In our Mid-Decade Challenges to National Competitiveness report, SCSP identified six technology areas critical to U.S. competitiveness: AI, novel computing paradigms, next generation communications networks, biotechnology, energy generation and storage, and areas of technological convergence like advanced manufacturing. Data sharing PPPs can overcome significant barriers to collective benefit and accelerate progress in these areas. Within each of these areas, cross-sector data sharing could, for example, help reduce redundancy in data collection, guide the direction of efforts across the full life cycle of the technology (i.e., from identifying R&D gaps to scaling production to fielding operational use-cases), generate better industry analytics to inform business decisions and government policy making, or assist in collective tracking and mitigation of geopolitical adversarial actions.
In our National Data Action Plan, we call for the U.S. government to actively facilitate the creation of new data-sharing PPPs in each of the six priority technology areas. The six technological areas will all have unique needs with different participants. Significant stakeholder engagement is needed within each technology area to identify the most valuable opportunities for data sharing and to build trust and buy-in. The U.S. government should initiate convenings with the private sector, academia, and civil society and provide necessary support to accelerate action. PPPs should be equipped with tailored agreements and controls to address privacy, data security, democratizing access for small and medium enterprises (SMEs) and researchers, and anti-competitive and IP concerns.
To sustain U.S. competitiveness into the future, the United States must set the conditions for the advancement of all key stakeholders in critical technology areas. Unlocking the value of data for the collective good across the government, private sector, academia, and civil society will inform and accelerate innovation and economic growth balanced with responsible governance.

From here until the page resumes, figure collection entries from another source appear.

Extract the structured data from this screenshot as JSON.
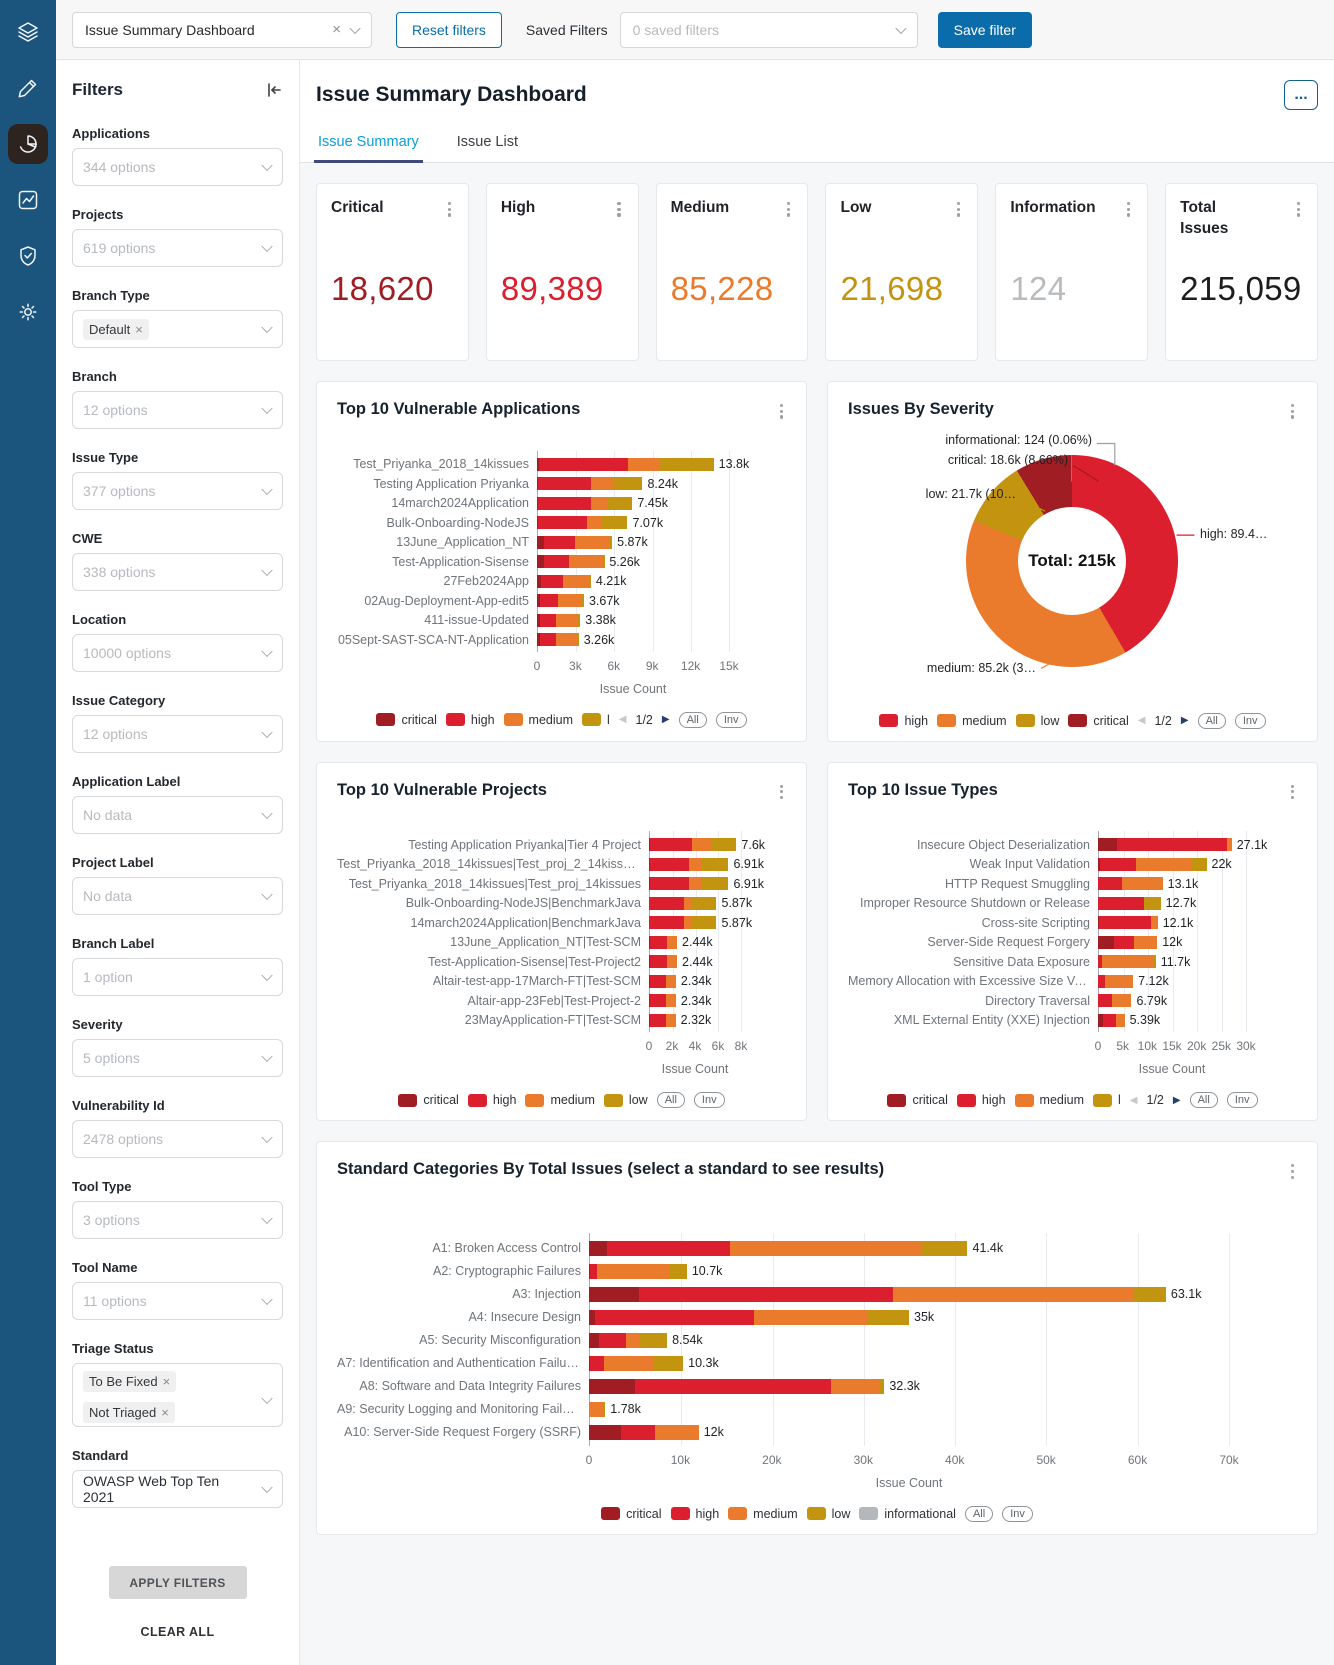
{
  "colors": {
    "critical": "#a01d24",
    "high": "#dc1f2e",
    "medium": "#ea7b2d",
    "low": "#c3940f",
    "informational": "#b5b8bb",
    "info_number": "#b9bcbf",
    "total_number": "#1b1d1f",
    "accent_blue": "#0a6cab",
    "tab_active_blue": "#0c9ed5",
    "tab_underline_navy": "#3f4a78",
    "leader_gray": "#9aa0a5"
  },
  "rail": {
    "icons": [
      "layers-icon",
      "pen-icon",
      "pie-chart-icon",
      "line-chart-icon",
      "shield-check-icon",
      "gear-icon"
    ],
    "active_icon": "pie-chart-icon"
  },
  "topbar": {
    "dashboard_select": {
      "value": "Issue Summary Dashboard"
    },
    "reset_filters_label": "Reset filters",
    "saved_filters_label": "Saved Filters",
    "saved_filters_select": {
      "placeholder": "0 saved filters"
    },
    "save_filter_label": "Save filter"
  },
  "filters": {
    "title": "Filters",
    "apply_label": "APPLY FILTERS",
    "clear_label": "CLEAR ALL",
    "fields": [
      {
        "label": "Applications",
        "placeholder": "344 options"
      },
      {
        "label": "Projects",
        "placeholder": "619 options"
      },
      {
        "label": "Branch Type",
        "chips": [
          "Default"
        ]
      },
      {
        "label": "Branch",
        "placeholder": "12 options"
      },
      {
        "label": "Issue Type",
        "placeholder": "377 options"
      },
      {
        "label": "CWE",
        "placeholder": "338 options"
      },
      {
        "label": "Location",
        "placeholder": "10000 options"
      },
      {
        "label": "Issue Category",
        "placeholder": "12 options"
      },
      {
        "label": "Application Label",
        "placeholder": "No data"
      },
      {
        "label": "Project Label",
        "placeholder": "No data"
      },
      {
        "label": "Branch Label",
        "placeholder": "1 option"
      },
      {
        "label": "Severity",
        "placeholder": "5 options"
      },
      {
        "label": "Vulnerability Id",
        "placeholder": "2478 options"
      },
      {
        "label": "Tool Type",
        "placeholder": "3 options"
      },
      {
        "label": "Tool Name",
        "placeholder": "11 options"
      },
      {
        "label": "Triage Status",
        "chips": [
          "To Be Fixed",
          "Not Triaged"
        ],
        "tall": true
      },
      {
        "label": "Standard",
        "value": "OWASP Web Top Ten 2021"
      }
    ]
  },
  "header": {
    "title": "Issue Summary Dashboard",
    "menu_label": "..."
  },
  "tabs": [
    {
      "label": "Issue Summary",
      "active": true
    },
    {
      "label": "Issue List",
      "active": false
    }
  ],
  "summary_cards": [
    {
      "label": "Critical",
      "value": "18,620",
      "color_key": "critical"
    },
    {
      "label": "High",
      "value": "89,389",
      "color_key": "high"
    },
    {
      "label": "Medium",
      "value": "85,228",
      "color_key": "medium"
    },
    {
      "label": "Low",
      "value": "21,698",
      "color_key": "low"
    },
    {
      "label": "Information",
      "value": "124",
      "color_key": "info_number"
    },
    {
      "label": "Total Issues",
      "value": "215,059",
      "color_key": "total_number"
    }
  ],
  "charts": {
    "apps": {
      "type": "bar",
      "title": "Top 10 Vulnerable Applications",
      "xlabel": "Issue Count",
      "xmax": 15,
      "xticks": [
        {
          "v": 0,
          "label": "0"
        },
        {
          "v": 3,
          "label": "3k"
        },
        {
          "v": 6,
          "label": "6k"
        },
        {
          "v": 9,
          "label": "9k"
        },
        {
          "v": 12,
          "label": "12k"
        },
        {
          "v": 15,
          "label": "15k"
        }
      ],
      "categories": [
        "Test_Priyanka_2018_14kissues",
        "Testing Application Priyanka",
        "14march2024Application",
        "Bulk-Onboarding-NodeJS",
        "13June_Application_NT",
        "Test-Application-Sisense",
        "27Feb2024App",
        "02Aug-Deployment-App-edit5",
        "411-issue-Updated",
        "05Sept-SAST-SCA-NT-Application"
      ],
      "series": [
        {
          "name": "critical",
          "values": [
            0.15,
            0.05,
            0.05,
            0.05,
            0.55,
            0.55,
            0.3,
            0.25,
            0.2,
            0.2
          ]
        },
        {
          "name": "high",
          "values": [
            6.95,
            4.15,
            4.15,
            3.85,
            2.45,
            1.95,
            1.7,
            1.4,
            1.3,
            1.25
          ]
        },
        {
          "name": "medium",
          "values": [
            2.55,
            1.82,
            1.25,
            1.1,
            2.62,
            2.7,
            2.1,
            1.87,
            1.63,
            1.71
          ]
        },
        {
          "name": "low",
          "values": [
            4.15,
            2.22,
            2.0,
            2.07,
            0.25,
            0.06,
            0.11,
            0.15,
            0.25,
            0.1
          ]
        }
      ],
      "totals": [
        "13.8k",
        "8.24k",
        "7.45k",
        "7.07k",
        "5.87k",
        "5.26k",
        "4.21k",
        "3.67k",
        "3.38k",
        "3.26k"
      ],
      "legend": {
        "items": [
          {
            "key": "critical",
            "label": "critical"
          },
          {
            "key": "high",
            "label": "high"
          },
          {
            "key": "medium",
            "label": "medium"
          },
          {
            "key": "low",
            "label": "l"
          }
        ],
        "pager": "1/2",
        "buttons": [
          "All",
          "Inv"
        ]
      }
    },
    "severity_donut": {
      "type": "pie",
      "title": "Issues By Severity",
      "center_label": "Total: 215k",
      "slices": [
        {
          "key": "high",
          "pct": 41.57,
          "label": "high: 89.4…"
        },
        {
          "key": "medium",
          "pct": 39.63,
          "label": "medium: 85.2k (3…"
        },
        {
          "key": "low",
          "pct": 10.09,
          "label": "low: 21.7k (10…"
        },
        {
          "key": "critical",
          "pct": 8.66,
          "label": "critical: 18.6k (8.66%)"
        },
        {
          "key": "informational",
          "pct": 0.06,
          "label": "informational: 124 (0.06%)"
        }
      ],
      "legend": {
        "items": [
          {
            "key": "high",
            "label": "high"
          },
          {
            "key": "medium",
            "label": "medium"
          },
          {
            "key": "low",
            "label": "low"
          },
          {
            "key": "critical",
            "label": "critical"
          }
        ],
        "pager": "1/2",
        "buttons": [
          "All",
          "Inv"
        ]
      }
    },
    "projects": {
      "type": "bar",
      "title": "Top 10 Vulnerable Projects",
      "xlabel": "Issue Count",
      "xmax": 8,
      "xticks": [
        {
          "v": 0,
          "label": "0"
        },
        {
          "v": 2,
          "label": "2k"
        },
        {
          "v": 4,
          "label": "4k"
        },
        {
          "v": 6,
          "label": "6k"
        },
        {
          "v": 8,
          "label": "8k"
        }
      ],
      "categories": [
        "Testing Application Priyanka|Tier 4 Project",
        "Test_Priyanka_2018_14kissues|Test_proj_2_14kissues",
        "Test_Priyanka_2018_14kissues|Test_proj_14kissues",
        "Bulk-Onboarding-NodeJS|BenchmarkJava",
        "14march2024Application|BenchmarkJava",
        "13June_Application_NT|Test-SCM",
        "Test-Application-Sisense|Test-Project2",
        "Altair-test-app-17March-FT|Test-SCM",
        "Altair-app-23Feb|Test-Project-2",
        "23MayApplication-FT|Test-SCM"
      ],
      "series": [
        {
          "name": "critical",
          "values": [
            0.05,
            0.05,
            0.05,
            0.03,
            0.03,
            0.08,
            0.08,
            0.08,
            0.08,
            0.08
          ]
        },
        {
          "name": "high",
          "values": [
            3.7,
            3.4,
            3.4,
            3.05,
            3.05,
            1.5,
            1.5,
            1.4,
            1.4,
            1.38
          ]
        },
        {
          "name": "medium",
          "values": [
            1.6,
            1.2,
            1.2,
            0.64,
            0.64,
            0.86,
            0.86,
            0.86,
            0.86,
            0.86
          ]
        },
        {
          "name": "low",
          "values": [
            2.25,
            2.26,
            2.26,
            2.15,
            2.15,
            0,
            0,
            0,
            0,
            0
          ]
        }
      ],
      "totals": [
        "7.6k",
        "6.91k",
        "6.91k",
        "5.87k",
        "5.87k",
        "2.44k",
        "2.44k",
        "2.34k",
        "2.34k",
        "2.32k"
      ],
      "legend": {
        "items": [
          {
            "key": "critical",
            "label": "critical"
          },
          {
            "key": "high",
            "label": "high"
          },
          {
            "key": "medium",
            "label": "medium"
          },
          {
            "key": "low",
            "label": "low"
          }
        ],
        "pager": null,
        "buttons": [
          "All",
          "Inv"
        ]
      }
    },
    "issue_types": {
      "type": "bar",
      "title": "Top 10 Issue Types",
      "xlabel": "Issue Count",
      "xmax": 30,
      "xticks": [
        {
          "v": 0,
          "label": "0"
        },
        {
          "v": 5,
          "label": "5k"
        },
        {
          "v": 10,
          "label": "10k"
        },
        {
          "v": 15,
          "label": "15k"
        },
        {
          "v": 20,
          "label": "20k"
        },
        {
          "v": 25,
          "label": "25k"
        },
        {
          "v": 30,
          "label": "30k"
        }
      ],
      "categories": [
        "Insecure Object Deserialization",
        "Weak Input Validation",
        "HTTP Request Smuggling",
        "Improper Resource Shutdown or Release",
        "Cross-site Scripting",
        "Server-Side Request Forgery",
        "Sensitive Data Exposure",
        "Memory Allocation with Excessive Size Value",
        "Directory Traversal",
        "XML External Entity (XXE) Injection"
      ],
      "series": [
        {
          "name": "critical",
          "values": [
            3.8,
            0.4,
            0.1,
            0.1,
            0.2,
            3.3,
            0.1,
            0.1,
            0.1,
            1.0
          ]
        },
        {
          "name": "high",
          "values": [
            22.3,
            7.3,
            4.8,
            9.2,
            10.6,
            4.0,
            0.7,
            1.3,
            2.7,
            2.6
          ]
        },
        {
          "name": "medium",
          "values": [
            1.0,
            11.3,
            8.2,
            0,
            1.3,
            4.7,
            10.5,
            5.72,
            3.99,
            1.79
          ]
        },
        {
          "name": "low",
          "values": [
            0,
            3.0,
            0,
            3.4,
            0,
            0,
            0.4,
            0,
            0,
            0
          ]
        }
      ],
      "totals": [
        "27.1k",
        "22k",
        "13.1k",
        "12.7k",
        "12.1k",
        "12k",
        "11.7k",
        "7.12k",
        "6.79k",
        "5.39k"
      ],
      "legend": {
        "items": [
          {
            "key": "critical",
            "label": "critical"
          },
          {
            "key": "high",
            "label": "high"
          },
          {
            "key": "medium",
            "label": "medium"
          },
          {
            "key": "low",
            "label": "l"
          }
        ],
        "pager": "1/2",
        "buttons": [
          "All",
          "Inv"
        ]
      }
    },
    "standards": {
      "type": "bar",
      "title": "Standard Categories By Total Issues (select a standard to see results)",
      "xlabel": "Issue Count",
      "xmax": 70,
      "xticks": [
        {
          "v": 0,
          "label": "0"
        },
        {
          "v": 10,
          "label": "10k"
        },
        {
          "v": 20,
          "label": "20k"
        },
        {
          "v": 30,
          "label": "30k"
        },
        {
          "v": 40,
          "label": "40k"
        },
        {
          "v": 50,
          "label": "50k"
        },
        {
          "v": 60,
          "label": "60k"
        },
        {
          "v": 70,
          "label": "70k"
        }
      ],
      "categories": [
        "A1: Broken Access Control",
        "A2: Cryptographic Failures",
        "A3: Injection",
        "A4: Insecure Design",
        "A5: Security Misconfiguration",
        "A7: Identification and Authentication Failures",
        "A8: Software and Data Integrity Failures",
        "A9: Security Logging and Monitoring Failures",
        "A10: Server-Side Request Forgery (SSRF)"
      ],
      "series": [
        {
          "name": "critical",
          "values": [
            2.0,
            0.15,
            5.5,
            0.7,
            1.1,
            0.15,
            5.0,
            0,
            3.5
          ]
        },
        {
          "name": "high",
          "values": [
            13.4,
            0.7,
            27.8,
            17.3,
            3.0,
            1.5,
            21.5,
            0,
            3.7
          ]
        },
        {
          "name": "medium",
          "values": [
            21.0,
            8.0,
            26.3,
            12.5,
            1.5,
            5.3,
            5.2,
            1.6,
            4.8
          ]
        },
        {
          "name": "low",
          "values": [
            5.0,
            1.85,
            3.5,
            4.5,
            2.94,
            3.35,
            0.6,
            0.18,
            0
          ]
        },
        {
          "name": "informational",
          "values": [
            0,
            0,
            0,
            0,
            0,
            0,
            0,
            0,
            0
          ]
        }
      ],
      "totals": [
        "41.4k",
        "10.7k",
        "63.1k",
        "35k",
        "8.54k",
        "10.3k",
        "32.3k",
        "1.78k",
        "12k"
      ],
      "legend": {
        "items": [
          {
            "key": "critical",
            "label": "critical"
          },
          {
            "key": "high",
            "label": "high"
          },
          {
            "key": "medium",
            "label": "medium"
          },
          {
            "key": "low",
            "label": "low"
          },
          {
            "key": "informational",
            "label": "informational"
          }
        ],
        "pager": null,
        "buttons": [
          "All",
          "Inv"
        ]
      }
    }
  }
}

Data refers to all the information generated every day about people, objects, environments, and systems. It is speech, text, imagery, behaviors and actions, sounds, locations, and much more that has been recorded in any form or media. Data is an asset because it helps us to identify novel patterns, investigate causes and impacts, and generate original insights about almost anything in our world leading to improved human decision making and outcomes. This is especially true when artificial intelligence is processing the data because AI can handle significantly more data at faster speeds than humans.